倒幕・攘夷派の象徴として近代日本の指導者と仰がれる。1,867年、徳川慶喜の大政奉還により王政復古の大号令を発し、1,868年、「五箇条の御誓文」を宣布。江戸を東京と改称し、1,869年、東京に遷都。在位期間中、日清・日露の両戦争の戦勝で国力は伸長し、英明をうたわれ、『大帝』と称えられた。軍人勅諭・大日本帝国憲法・教育勅語の発布などを通して近代天皇制国家を確立した。

●昭和天皇(1,901年~1,989年)

1,941年12月太平洋戦争の開戦に際し「宣戦の詔書」を発する。多くの歴史学者が,当時の憲法で天皇は最高決定権をもっていたが、実際には政府や軍が決定した方針を承認するにすぎなかった,と指摘している。天皇はドイツ・イタリアとの三国同盟締結やアメリカ合衆国との開戦について深く憂慮していたにもかかわらず、政府や軍を牛耳っていた軍国主義者たちの前には無力だった、という主張である。その一方で、天皇は1,931年の満州事変から第2次世界大戦にいたるまでの日本の拡張主義の国策決定に関与した、と考える学者もいる。
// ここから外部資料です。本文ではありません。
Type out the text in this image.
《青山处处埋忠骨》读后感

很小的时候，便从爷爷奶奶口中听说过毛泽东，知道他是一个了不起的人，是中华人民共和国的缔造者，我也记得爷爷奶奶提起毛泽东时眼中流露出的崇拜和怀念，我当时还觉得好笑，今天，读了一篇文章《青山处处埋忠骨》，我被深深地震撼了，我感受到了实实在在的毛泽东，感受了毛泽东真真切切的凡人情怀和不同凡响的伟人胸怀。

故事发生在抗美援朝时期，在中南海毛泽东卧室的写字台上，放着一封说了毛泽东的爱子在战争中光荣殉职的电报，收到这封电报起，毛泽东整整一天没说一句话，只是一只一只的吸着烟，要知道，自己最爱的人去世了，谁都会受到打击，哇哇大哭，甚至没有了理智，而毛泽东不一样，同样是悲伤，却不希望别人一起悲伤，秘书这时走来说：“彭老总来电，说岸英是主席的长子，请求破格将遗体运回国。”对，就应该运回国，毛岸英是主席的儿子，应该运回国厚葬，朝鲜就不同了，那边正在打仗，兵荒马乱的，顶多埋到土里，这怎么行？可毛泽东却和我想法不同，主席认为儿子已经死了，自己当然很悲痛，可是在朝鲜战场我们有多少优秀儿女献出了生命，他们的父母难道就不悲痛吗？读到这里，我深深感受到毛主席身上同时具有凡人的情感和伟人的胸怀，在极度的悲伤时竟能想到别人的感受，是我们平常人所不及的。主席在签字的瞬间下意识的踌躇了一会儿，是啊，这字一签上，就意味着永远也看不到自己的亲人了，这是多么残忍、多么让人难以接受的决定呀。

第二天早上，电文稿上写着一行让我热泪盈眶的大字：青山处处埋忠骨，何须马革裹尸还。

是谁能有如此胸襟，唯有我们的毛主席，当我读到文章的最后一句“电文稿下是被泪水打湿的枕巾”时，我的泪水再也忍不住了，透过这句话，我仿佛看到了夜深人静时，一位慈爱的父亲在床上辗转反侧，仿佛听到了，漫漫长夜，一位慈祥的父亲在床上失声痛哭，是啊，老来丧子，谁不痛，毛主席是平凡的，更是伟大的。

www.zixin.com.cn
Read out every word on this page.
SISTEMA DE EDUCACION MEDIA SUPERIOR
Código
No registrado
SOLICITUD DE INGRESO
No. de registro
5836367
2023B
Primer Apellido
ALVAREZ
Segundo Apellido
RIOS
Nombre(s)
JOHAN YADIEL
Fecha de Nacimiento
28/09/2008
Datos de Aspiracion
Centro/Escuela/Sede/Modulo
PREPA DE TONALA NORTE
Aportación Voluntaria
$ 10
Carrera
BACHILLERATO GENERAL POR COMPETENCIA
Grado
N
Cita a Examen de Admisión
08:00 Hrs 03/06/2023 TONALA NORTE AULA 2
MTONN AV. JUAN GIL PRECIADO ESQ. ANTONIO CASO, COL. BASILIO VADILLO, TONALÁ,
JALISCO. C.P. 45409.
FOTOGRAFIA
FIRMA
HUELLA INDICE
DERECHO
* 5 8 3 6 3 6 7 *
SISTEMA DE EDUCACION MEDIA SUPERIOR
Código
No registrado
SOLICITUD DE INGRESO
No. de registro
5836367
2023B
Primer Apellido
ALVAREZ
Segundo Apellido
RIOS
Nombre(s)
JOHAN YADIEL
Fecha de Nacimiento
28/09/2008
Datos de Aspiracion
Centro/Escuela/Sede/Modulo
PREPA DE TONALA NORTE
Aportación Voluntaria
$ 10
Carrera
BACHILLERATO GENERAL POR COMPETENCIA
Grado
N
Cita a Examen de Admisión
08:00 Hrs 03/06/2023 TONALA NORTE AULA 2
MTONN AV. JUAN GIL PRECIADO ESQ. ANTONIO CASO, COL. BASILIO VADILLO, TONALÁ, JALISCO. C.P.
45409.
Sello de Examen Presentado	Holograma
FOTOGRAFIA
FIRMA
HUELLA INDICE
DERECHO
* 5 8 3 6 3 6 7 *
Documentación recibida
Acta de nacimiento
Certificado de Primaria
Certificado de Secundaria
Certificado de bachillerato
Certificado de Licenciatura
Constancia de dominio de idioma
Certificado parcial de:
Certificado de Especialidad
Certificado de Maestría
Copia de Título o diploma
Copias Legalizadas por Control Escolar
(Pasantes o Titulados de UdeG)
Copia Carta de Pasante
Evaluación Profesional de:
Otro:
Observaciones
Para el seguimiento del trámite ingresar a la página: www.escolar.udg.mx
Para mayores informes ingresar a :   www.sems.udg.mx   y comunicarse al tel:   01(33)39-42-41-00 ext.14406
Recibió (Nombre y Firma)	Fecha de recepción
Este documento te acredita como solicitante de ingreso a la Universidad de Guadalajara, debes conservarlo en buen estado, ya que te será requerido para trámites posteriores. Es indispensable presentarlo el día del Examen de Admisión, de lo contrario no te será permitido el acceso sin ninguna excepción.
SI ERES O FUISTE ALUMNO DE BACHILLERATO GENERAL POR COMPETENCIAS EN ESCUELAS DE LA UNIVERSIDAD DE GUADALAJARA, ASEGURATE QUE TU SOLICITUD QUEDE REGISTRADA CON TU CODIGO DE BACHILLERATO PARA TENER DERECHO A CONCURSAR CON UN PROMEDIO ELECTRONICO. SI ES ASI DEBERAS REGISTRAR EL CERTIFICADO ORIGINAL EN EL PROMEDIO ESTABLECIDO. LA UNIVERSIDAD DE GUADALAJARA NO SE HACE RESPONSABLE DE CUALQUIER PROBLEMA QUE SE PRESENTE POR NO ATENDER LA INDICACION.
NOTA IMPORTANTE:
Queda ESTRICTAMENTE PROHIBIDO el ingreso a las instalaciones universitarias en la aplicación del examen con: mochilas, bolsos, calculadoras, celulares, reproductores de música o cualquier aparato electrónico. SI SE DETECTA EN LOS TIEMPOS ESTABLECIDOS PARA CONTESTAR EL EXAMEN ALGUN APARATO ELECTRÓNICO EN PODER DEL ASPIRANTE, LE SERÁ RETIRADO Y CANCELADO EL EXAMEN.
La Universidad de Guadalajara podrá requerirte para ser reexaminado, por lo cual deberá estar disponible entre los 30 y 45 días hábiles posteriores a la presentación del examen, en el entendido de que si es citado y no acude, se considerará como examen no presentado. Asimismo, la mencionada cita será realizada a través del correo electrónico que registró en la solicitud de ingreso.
いずれが真実であったにせよ、本土空襲が激化し敗戦がまぎれもない現実となった1,945年、日本の上層部は降伏受諾派と死を覚悟の本土決戦派に大きく二分され意見が対立した。天皇は平和を第一に考え,この論争に決着をつけた。1,945年8月、天皇はラジオを通じて「終戦の詔書」を放送(玉音放送)、ポツダム宣言受諾、終戦を国民に伝えた。本土が焦土と化すのを避け、日本民族消滅の危機を回避した。